Prowadziłam bloga zanim to było modne!
Dlatego wracając tu zaczynam taką oto sentencją. Czuję na karku oddech czasu - kandydaci, których spotykam są nawet dziesięć lat młodsi ode mnie, nikt już nie prowadzi foto bloga tylko ma konto na Instagramie, robi Snapy a nie rzuca posta na Facebooka.
Zmieniłam pracę. Obecnie prawdziwe korpo z prawdziwego zdarzenia. Poza kilkoma drobnymi minusami jest dobrze. A przynajmniej mam nadzieję, że będzie dobrze przez dłuższy czas.
Wszyscy się pobierają. No, prawie. Z jednej strony mi to nie przeszkadza, taki wiek. Ale z drugiej też bym chciała przypieczętować nasz związek na wieczność. Cóż, czas pokaże jak to będzie.

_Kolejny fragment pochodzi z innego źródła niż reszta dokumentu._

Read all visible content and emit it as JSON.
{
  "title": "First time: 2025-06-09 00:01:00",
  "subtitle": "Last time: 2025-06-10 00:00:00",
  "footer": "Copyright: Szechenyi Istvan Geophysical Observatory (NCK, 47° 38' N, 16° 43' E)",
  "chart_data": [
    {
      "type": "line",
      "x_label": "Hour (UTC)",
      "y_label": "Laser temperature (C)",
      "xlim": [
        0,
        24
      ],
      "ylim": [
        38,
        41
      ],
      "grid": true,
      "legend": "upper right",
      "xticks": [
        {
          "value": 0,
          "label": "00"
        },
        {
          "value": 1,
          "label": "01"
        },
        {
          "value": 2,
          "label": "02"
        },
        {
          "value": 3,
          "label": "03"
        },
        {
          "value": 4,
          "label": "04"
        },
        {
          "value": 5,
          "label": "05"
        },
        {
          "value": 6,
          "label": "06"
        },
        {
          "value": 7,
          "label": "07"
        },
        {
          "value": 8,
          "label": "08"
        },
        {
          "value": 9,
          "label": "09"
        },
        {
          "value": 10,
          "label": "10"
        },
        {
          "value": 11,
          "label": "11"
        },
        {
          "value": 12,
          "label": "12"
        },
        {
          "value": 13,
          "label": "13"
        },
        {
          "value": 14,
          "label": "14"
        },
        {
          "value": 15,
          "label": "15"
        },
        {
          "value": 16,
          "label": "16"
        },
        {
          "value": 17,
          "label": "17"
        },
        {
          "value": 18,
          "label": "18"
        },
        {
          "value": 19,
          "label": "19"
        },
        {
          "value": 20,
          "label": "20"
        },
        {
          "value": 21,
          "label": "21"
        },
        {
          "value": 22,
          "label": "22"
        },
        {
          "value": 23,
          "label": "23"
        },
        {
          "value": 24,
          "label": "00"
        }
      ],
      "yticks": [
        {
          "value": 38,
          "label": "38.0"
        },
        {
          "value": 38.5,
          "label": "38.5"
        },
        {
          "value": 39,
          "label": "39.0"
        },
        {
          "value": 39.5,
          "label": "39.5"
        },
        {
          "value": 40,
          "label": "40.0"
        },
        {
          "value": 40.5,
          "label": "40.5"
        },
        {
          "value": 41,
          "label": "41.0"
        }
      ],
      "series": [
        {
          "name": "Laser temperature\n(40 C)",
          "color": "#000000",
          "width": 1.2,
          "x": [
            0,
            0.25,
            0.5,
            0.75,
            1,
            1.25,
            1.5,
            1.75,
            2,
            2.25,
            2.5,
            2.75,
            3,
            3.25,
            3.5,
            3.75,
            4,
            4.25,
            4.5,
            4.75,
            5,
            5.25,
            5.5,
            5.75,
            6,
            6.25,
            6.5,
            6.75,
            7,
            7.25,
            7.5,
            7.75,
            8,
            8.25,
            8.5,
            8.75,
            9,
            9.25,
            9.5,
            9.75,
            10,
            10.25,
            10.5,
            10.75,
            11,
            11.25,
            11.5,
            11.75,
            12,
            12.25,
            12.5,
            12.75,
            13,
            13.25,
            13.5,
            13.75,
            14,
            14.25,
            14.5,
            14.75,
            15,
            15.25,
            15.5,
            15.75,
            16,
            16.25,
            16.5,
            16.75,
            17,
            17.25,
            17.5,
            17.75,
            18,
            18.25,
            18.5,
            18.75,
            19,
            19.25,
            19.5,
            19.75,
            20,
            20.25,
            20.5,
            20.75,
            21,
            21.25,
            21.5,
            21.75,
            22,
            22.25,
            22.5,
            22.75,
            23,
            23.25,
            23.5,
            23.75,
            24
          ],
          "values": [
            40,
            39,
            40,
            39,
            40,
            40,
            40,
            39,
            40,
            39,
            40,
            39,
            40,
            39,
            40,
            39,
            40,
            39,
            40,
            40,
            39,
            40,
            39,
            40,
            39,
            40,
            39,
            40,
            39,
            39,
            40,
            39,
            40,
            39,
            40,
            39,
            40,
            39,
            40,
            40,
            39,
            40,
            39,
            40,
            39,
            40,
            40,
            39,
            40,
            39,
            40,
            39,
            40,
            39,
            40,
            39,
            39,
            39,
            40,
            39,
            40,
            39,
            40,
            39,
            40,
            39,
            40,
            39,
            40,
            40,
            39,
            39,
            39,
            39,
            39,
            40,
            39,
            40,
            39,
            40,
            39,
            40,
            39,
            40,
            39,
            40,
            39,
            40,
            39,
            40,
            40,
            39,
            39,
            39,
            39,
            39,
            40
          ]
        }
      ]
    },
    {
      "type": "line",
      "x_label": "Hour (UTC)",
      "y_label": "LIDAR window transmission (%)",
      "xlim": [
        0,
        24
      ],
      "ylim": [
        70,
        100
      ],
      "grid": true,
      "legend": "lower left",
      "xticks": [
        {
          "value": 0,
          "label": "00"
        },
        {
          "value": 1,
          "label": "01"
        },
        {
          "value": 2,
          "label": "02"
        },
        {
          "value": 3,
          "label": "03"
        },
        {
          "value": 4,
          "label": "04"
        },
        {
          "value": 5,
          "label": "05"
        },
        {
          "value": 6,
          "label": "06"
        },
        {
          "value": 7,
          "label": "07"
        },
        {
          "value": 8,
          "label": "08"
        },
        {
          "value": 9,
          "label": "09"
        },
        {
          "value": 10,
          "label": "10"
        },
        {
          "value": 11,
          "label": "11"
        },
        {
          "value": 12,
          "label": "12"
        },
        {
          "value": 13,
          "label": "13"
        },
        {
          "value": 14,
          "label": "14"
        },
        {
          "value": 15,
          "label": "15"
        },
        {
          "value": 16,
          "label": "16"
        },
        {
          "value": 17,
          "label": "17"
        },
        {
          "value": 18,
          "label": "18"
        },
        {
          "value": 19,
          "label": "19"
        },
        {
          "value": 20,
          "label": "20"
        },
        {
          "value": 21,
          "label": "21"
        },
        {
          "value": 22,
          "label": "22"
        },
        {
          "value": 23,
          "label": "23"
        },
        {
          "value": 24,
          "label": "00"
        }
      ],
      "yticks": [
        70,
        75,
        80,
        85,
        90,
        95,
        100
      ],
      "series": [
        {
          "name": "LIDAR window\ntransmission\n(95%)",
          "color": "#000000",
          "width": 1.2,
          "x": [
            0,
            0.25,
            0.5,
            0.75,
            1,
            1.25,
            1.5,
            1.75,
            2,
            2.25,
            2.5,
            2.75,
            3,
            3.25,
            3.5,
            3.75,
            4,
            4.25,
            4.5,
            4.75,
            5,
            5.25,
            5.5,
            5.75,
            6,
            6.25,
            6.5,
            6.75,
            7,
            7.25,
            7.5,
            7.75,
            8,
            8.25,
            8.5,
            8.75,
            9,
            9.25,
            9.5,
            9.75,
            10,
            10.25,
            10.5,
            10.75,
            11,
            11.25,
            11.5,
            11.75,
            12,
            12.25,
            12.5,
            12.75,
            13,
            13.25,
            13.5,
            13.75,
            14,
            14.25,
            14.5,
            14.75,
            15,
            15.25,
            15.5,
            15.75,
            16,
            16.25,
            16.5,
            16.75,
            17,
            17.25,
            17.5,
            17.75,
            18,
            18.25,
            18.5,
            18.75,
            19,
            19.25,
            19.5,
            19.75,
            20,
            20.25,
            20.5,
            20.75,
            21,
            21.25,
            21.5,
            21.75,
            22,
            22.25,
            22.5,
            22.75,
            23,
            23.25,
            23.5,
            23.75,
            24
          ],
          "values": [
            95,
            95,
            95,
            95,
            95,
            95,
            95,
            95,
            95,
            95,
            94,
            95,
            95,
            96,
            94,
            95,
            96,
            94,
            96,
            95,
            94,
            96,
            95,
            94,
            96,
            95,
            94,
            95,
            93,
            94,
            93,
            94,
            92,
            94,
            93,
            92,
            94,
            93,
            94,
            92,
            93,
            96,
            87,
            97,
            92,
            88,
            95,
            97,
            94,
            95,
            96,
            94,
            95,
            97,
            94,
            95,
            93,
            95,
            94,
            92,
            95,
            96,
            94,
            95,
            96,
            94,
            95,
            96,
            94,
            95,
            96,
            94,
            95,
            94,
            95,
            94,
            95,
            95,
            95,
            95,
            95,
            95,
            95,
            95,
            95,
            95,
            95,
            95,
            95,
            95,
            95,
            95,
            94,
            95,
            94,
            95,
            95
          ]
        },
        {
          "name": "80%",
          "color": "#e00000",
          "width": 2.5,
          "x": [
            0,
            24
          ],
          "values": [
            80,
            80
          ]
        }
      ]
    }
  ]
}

A my czekamy na nasze mieszkanie. Na nasz dom, jak ostatnio powiedział K. To takie ładne określenie, proste i łagodne. Na razie jesteśmy na etapie dosyć ognistych dyskusji o fundamentalne kwestie to znaczy wanna czy prysznic, lodówka dwu czy jedno drzwiowa, gdzie stół i czy w ogóle stół. Za bardzo stawiam na swoim. To będą wspaniałe lata razem :)
K. ma nieograniczone pokłady cierpliwości jeśli chodzi o moje fochy. Ja bym ze sobą nie wytrzymała. No ale, ktoś w tym związku musi być nieracjonalny.